A phase II randomized comparison of postoperative intraperitoneal (IP) vs. intravenous (IV) paclitaxel was conducted. Patients with resectable gastric linitis plastica, cancer with minimal amount of peritoneal deposits (P1), or cancer positive for the peritoneal washing cytology (CY1) were eligible. After intraoperative confirmation of the above disease status and of resectability, patients were randomized to be treated either by the IP therapy (paclitaxel 60 mg/m2 delivered intraperitoneally on days 0, 14, 21, 28, 42, 49, and 56) or the IV therapy (80 mg/m2 administered intravenously using the identical schedule) before receiving further treatments with evidence-based systemic chemotherapy. The primary endpoint was 2-year survival rate.
Of the 86 patients who were randomized intraoperatively, 83 who actually started the protocol treatment were eligible for analysis (n = 39, IP group; n = 44, IV group). The 2-year survival rate of the IP and IV groups was 64.1% (95% CI 47.9–76.9) and 72.3% (95% CI 56.3–83.2%), respectively (p = 0.5731). The IP treatment did not confer significant overall or progression-free survival benefits, and was associated with particularly poor performance in patients with residual disease, including the CY1 P0 population.
We were unable to prove superiority of the IP paclitaxel over IV paclitaxel delivered after surgery to control advanced gastric cancer with high risk of peritoneal recurrence.
KeywordsGastric cancer Intraperitoneal administration Paclitaxel Peritoneal metastasis
Paclitaxel was provided by Bristol-Myers K. K. for intraperitoneal administration in the study arm and testing of drug hypersensitivity. This study was supported, in part, by the nonprofit Epidemiological and Clinical Research Information Network (ECRIN).
Compliance with ethical standards
All procedures followed were in accordance with the ethical standards of the responsible institutional committee on human experimentation and with the Helsinki Declaration of 1964 and later versions. Informed consent to be included in the study, or the equivalent, was obtained from all patients.

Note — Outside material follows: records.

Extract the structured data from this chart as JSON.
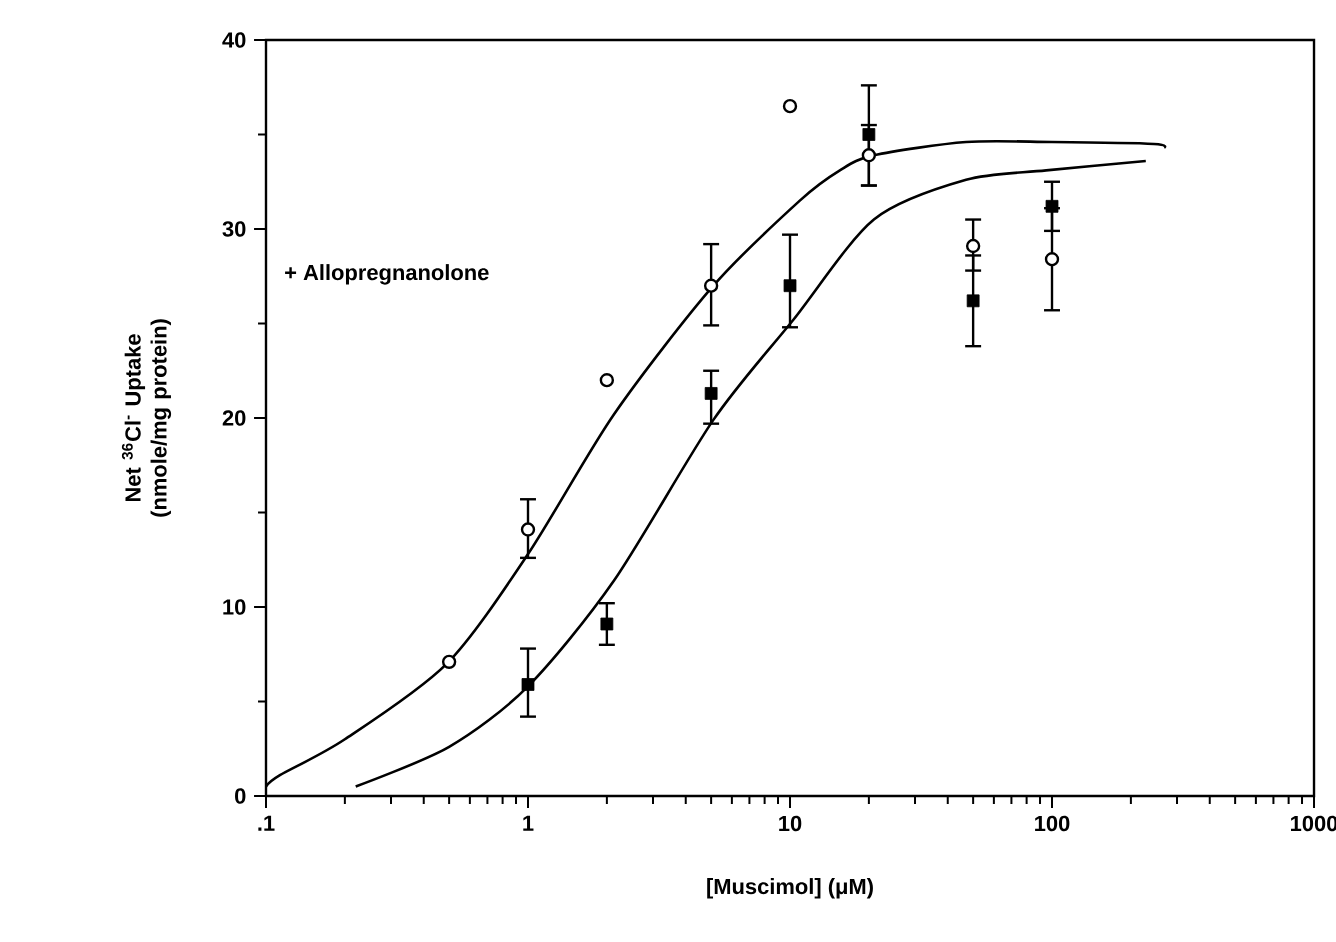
{
  "chart_data": {
    "type": "scatter",
    "xlabel": "[Muscimol]  (μM)",
    "ylabel": "Net $^{36}$Cl$^{-}$ Uptake (nmole/mg protein)",
    "annotations": [
      "+  Allopregnanolone"
    ],
    "log": "x",
    "xlim": [
      0.1,
      1000
    ],
    "ylim": [
      0,
      40
    ],
    "xticks": [
      {
        "value": 0.1,
        "label": ".1"
      },
      1,
      10,
      100,
      1000
    ],
    "yticks": [
      0,
      10,
      20,
      30,
      40
    ],
    "grid": false,
    "series": [
      {
        "marker": "circle",
        "color": "#000000",
        "x": [
          0.5,
          1,
          2,
          5,
          10,
          20,
          50,
          100
        ],
        "values": [
          7.1,
          14.1,
          22.0,
          27.0,
          36.5,
          33.9,
          29.1,
          28.4
        ],
        "errors": [
          null,
          [
            12.6,
            15.7
          ],
          null,
          [
            24.9,
            29.2
          ],
          null,
          [
            32.3,
            35.5
          ],
          [
            27.8,
            30.5
          ],
          [
            25.7,
            31.1
          ]
        ]
      },
      {
        "marker": "square",
        "color": "#000000",
        "x": [
          1,
          2,
          5,
          10,
          20,
          50,
          100
        ],
        "values": [
          5.9,
          9.1,
          21.3,
          27.0,
          35.0,
          26.2,
          31.2
        ],
        "errors": [
          [
            4.2,
            7.8
          ],
          [
            8.0,
            10.2
          ],
          [
            19.7,
            22.5
          ],
          [
            24.8,
            29.7
          ],
          [
            32.3,
            37.6
          ],
          [
            23.8,
            28.6
          ],
          [
            29.9,
            32.5
          ]
        ]
      },
      {
        "type": "line",
        "marker": "none",
        "line_style": "solid",
        "color": "#000000",
        "x": [
          0.1,
          0.113,
          0.2,
          0.49,
          1.0,
          2.13,
          5.1,
          10.9,
          15.5,
          20.9,
          47,
          100,
          245,
          268
        ],
        "values": [
          0.5,
          1.1,
          3.0,
          7.0,
          12.8,
          20.2,
          27.0,
          31.5,
          33.1,
          33.9,
          34.6,
          34.6,
          34.5,
          34.3
        ]
      },
      {
        "type": "line",
        "marker": "none",
        "line_style": "solid",
        "color": "#000000",
        "x": [
          0.22,
          0.5,
          1.0,
          2.13,
          5.1,
          10.3,
          20.9,
          47,
          95,
          228
        ],
        "values": [
          0.5,
          2.6,
          5.8,
          11.4,
          19.9,
          25.2,
          30.5,
          32.6,
          33.1,
          33.6
        ]
      }
    ]
  }
}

Conflict of interest disclosure statement
Dr. Yoshikawa reports grants from Japanese Foundation for Multidisciplinary Treatment of Cancer during the conduct of the study; grants and personal fees from Chugai Pharmaceutical, Taiho Pharmaceutical, and Novartis Pharmaceuticals Japan; personal fees from Abbott Japan, Ono Pharmaceutical, Eli Lilly Japan, Kaken Pharmaceutical, Yakult Honsha, Nippon Kayaku, Johnson and Johnsons, Covidien Japan, Takeda Pharmaceutical, and Olympus outside the submitted work. Dr. Sakamoto received a consulting fee from Takeda Pharmaceutical and personal fees from Tsumura and Chugai Pharmaceutical Co. Ltd outside the submitted work. Dr. Morita received personal fees from Daiichi-Sankyo and Chugai Pharmaceutical outside the submitted work. Dr. Kodera reports grants and personal fees from Taiho Pharmaceutical, Chugai Phamaceutical, Sanofi, Merck Serono, Yakult Honsha, Daiichi Sankyo, Otsuka Pharmaceutical Factory, Takeda Pharmaceutical, Kaken Pharmaceutical, Ono Pharmaceutical, Johnson & Johnson, and Eli Lilly Japan; and grants from Pfizer Japan, EA Pharma, Covidien Japan, Shionogi, Bristol Myers Squib, Japan Blood Products Organization, AbbVie GK, Eizai, Abbott Japan, CSL Behring, Tsumura, Nippon Kayaku, Novartis Pharmaceuticals Japan, KCI, Toyama Chemical, and Maruho; and personal fees from MSD, Olympus, and Asahi Kasei Pharma outside the submitted work.